So the basic sequenced C++ containers are
vector - holds data in a contiguous memory block that has the same memory footprint as a classical array. Expensive to insert or delete at the front or in the middle as it involves copying to maintain the memory layout, can be expensive to append to the end if it involves reallocating memory, never releases memory once allocated without user intervention. Has random access and therefore random access iterators. Should be the default container of choice unless a specific design decision can be found to use another container type.
deque - holds data in blocks of allocated memory, quick to insert or delete and beginning or end, deletion/insertion in the middle is slow. Has random access and therefore random access iterators.
list - holds data in individually allocated blocks of memory, quick to insert or delete and beginning, end or in the middle also quick to sort/reorder as these just involve swapping pointer values not objects.
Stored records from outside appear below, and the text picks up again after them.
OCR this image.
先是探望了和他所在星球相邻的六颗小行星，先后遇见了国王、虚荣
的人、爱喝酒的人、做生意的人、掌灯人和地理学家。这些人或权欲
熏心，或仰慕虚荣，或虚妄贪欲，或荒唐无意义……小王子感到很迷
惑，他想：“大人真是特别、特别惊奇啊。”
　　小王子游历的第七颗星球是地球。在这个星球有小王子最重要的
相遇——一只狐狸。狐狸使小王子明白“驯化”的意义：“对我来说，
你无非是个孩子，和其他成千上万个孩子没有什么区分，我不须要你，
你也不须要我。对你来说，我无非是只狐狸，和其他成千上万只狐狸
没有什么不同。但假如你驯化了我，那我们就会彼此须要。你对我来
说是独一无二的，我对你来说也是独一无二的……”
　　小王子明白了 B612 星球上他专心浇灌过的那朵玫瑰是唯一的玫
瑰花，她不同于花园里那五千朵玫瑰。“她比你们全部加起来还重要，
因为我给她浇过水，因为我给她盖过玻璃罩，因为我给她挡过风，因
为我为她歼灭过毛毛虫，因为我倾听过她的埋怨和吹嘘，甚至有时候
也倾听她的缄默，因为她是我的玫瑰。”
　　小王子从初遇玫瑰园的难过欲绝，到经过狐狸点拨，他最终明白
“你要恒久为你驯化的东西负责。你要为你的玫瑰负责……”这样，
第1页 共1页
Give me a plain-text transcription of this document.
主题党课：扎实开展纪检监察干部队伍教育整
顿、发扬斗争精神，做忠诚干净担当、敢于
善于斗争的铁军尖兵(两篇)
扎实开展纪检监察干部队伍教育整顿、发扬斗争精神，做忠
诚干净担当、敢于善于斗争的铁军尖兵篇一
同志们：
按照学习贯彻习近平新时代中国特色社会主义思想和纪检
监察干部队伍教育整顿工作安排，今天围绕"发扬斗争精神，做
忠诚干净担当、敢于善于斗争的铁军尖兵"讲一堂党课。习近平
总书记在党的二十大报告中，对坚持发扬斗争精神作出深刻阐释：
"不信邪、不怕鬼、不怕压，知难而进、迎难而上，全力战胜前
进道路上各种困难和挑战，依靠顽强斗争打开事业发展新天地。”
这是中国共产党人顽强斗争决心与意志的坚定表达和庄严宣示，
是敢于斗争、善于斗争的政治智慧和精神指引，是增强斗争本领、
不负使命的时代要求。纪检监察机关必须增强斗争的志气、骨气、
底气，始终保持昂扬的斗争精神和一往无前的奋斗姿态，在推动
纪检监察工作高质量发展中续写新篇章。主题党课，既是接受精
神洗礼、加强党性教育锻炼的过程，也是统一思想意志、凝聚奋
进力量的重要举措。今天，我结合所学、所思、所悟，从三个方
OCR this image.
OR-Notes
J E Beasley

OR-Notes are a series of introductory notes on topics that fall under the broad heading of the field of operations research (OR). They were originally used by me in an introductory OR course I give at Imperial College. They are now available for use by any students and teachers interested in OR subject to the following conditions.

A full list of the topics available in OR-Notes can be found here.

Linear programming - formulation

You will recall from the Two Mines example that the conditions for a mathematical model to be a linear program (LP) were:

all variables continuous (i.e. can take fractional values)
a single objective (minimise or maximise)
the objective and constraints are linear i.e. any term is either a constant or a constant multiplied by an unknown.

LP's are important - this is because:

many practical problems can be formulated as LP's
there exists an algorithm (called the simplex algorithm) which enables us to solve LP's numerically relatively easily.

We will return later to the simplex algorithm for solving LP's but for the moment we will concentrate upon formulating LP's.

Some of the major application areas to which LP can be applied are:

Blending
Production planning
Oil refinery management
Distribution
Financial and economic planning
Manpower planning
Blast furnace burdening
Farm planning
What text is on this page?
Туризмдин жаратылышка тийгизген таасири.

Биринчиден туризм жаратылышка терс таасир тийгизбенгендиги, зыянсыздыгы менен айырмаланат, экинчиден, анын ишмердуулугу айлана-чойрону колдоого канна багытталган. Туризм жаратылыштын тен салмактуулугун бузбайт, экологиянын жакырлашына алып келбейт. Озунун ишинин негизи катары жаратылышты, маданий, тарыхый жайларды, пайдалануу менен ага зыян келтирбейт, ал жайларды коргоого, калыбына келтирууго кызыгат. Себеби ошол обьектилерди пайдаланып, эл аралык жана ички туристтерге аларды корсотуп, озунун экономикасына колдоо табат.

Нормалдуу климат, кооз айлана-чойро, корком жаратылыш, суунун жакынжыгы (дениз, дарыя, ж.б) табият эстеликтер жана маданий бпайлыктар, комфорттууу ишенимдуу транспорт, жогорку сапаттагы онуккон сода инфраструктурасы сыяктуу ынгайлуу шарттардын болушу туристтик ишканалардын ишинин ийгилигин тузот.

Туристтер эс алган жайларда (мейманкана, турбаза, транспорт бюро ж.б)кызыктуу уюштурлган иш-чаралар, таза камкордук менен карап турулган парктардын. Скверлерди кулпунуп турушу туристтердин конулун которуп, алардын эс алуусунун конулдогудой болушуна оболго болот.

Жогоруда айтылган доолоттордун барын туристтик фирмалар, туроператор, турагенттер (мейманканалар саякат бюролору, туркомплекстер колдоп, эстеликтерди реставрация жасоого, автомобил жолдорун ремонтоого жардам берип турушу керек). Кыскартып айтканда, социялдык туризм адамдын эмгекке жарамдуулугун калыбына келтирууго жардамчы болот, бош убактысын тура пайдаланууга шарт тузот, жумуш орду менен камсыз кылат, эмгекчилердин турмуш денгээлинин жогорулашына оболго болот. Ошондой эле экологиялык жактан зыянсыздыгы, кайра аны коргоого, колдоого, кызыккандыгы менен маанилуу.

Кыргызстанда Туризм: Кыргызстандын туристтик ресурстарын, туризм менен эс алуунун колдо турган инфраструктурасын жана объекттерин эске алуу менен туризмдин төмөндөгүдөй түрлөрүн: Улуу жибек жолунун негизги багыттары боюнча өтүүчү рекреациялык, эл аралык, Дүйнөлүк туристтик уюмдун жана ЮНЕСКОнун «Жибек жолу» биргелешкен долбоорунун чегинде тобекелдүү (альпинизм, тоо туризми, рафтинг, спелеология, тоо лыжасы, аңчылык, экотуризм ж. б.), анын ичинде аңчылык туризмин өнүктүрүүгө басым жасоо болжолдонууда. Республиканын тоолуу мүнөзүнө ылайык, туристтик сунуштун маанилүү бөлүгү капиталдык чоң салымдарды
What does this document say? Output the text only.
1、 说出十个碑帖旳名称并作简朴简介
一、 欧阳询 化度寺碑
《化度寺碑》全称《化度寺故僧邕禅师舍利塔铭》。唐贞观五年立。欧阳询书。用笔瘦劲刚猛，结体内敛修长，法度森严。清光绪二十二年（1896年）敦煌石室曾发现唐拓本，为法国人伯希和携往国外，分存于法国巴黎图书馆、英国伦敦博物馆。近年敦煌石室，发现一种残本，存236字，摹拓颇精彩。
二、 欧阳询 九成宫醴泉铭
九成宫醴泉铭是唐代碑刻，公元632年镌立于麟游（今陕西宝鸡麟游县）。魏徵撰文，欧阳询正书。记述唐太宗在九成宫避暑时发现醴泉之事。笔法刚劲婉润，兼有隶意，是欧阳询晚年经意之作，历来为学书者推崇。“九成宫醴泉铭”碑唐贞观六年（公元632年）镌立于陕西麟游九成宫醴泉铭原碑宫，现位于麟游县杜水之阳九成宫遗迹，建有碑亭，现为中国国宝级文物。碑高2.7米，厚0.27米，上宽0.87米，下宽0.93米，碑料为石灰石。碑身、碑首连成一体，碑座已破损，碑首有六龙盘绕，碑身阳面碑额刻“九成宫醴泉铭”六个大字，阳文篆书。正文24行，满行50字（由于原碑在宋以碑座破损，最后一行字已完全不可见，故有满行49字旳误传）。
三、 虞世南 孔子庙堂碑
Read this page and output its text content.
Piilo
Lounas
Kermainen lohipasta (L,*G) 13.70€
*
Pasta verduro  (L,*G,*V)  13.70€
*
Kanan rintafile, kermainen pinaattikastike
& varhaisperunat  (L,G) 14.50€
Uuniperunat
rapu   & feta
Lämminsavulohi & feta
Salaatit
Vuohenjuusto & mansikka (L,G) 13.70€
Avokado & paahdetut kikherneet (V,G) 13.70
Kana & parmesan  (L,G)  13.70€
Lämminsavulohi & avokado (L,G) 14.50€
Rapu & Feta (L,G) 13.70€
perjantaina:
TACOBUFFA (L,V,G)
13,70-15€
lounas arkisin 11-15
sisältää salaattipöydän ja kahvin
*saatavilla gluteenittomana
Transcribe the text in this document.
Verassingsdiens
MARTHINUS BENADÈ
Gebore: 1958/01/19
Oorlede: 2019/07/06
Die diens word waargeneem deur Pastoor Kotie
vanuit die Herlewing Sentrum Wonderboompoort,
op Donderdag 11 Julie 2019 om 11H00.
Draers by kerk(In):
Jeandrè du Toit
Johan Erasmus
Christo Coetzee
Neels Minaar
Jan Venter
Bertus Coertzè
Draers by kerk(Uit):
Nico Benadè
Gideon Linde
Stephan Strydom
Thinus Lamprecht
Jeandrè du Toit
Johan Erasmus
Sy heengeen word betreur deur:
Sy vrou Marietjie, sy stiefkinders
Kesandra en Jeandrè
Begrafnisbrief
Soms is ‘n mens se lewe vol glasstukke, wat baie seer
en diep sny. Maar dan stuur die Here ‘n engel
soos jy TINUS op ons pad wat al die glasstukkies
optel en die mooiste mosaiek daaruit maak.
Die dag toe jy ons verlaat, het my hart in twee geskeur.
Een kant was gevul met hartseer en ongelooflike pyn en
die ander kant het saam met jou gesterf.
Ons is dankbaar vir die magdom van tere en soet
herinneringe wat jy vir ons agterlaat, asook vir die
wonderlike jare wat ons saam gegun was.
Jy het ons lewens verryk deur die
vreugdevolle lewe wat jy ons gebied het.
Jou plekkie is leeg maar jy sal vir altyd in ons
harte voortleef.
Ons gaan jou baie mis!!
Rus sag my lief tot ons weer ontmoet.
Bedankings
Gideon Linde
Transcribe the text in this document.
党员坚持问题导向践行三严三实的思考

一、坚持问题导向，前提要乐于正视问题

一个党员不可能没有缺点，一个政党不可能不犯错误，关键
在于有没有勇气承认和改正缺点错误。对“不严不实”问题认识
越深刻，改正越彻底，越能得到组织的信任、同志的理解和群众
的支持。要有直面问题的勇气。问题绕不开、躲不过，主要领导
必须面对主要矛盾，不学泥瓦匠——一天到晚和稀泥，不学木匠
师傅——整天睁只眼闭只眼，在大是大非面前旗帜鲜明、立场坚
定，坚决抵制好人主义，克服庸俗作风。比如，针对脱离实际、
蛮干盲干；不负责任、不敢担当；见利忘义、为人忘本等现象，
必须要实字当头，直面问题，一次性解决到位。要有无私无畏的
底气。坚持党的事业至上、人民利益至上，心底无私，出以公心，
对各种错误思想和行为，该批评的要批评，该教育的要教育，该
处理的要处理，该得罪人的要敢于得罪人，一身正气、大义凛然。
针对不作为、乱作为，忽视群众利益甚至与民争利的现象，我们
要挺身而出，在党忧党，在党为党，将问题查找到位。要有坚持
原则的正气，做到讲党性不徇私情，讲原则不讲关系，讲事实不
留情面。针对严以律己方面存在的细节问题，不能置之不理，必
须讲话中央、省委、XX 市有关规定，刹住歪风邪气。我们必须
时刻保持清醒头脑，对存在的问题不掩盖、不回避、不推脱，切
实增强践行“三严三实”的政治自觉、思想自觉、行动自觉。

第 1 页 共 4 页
Does not have random access and therefore does not have random access iterators only sequential iterators.
The derived sequential contains, queue, priority_queue and stack are all implemented as adaptors of one of the basic sequential containers as follows
queue adapts deque
priority_queue adapts vector
stack adapts deque
Note that these adaptions are not fixed but are actually passed as template parameters.
So my question boils down to the queue adaption of deque.
queue interface member functions are
empty Test whether container is empty
size Return size
front Access next element
back Access last element
push Insert element implemented as push_back
pop Delete next element implemented as pop_front
In fact both deque and list have the correct members to be able to implement the queue adaptor. They also both seem to have good efficiency for the operations required. So the question is (finally after that long post :D )...
Why is the default queue implemented as an adaption of deque rather than an adaption of list? What is the design decision that makes deque the better choice in this case?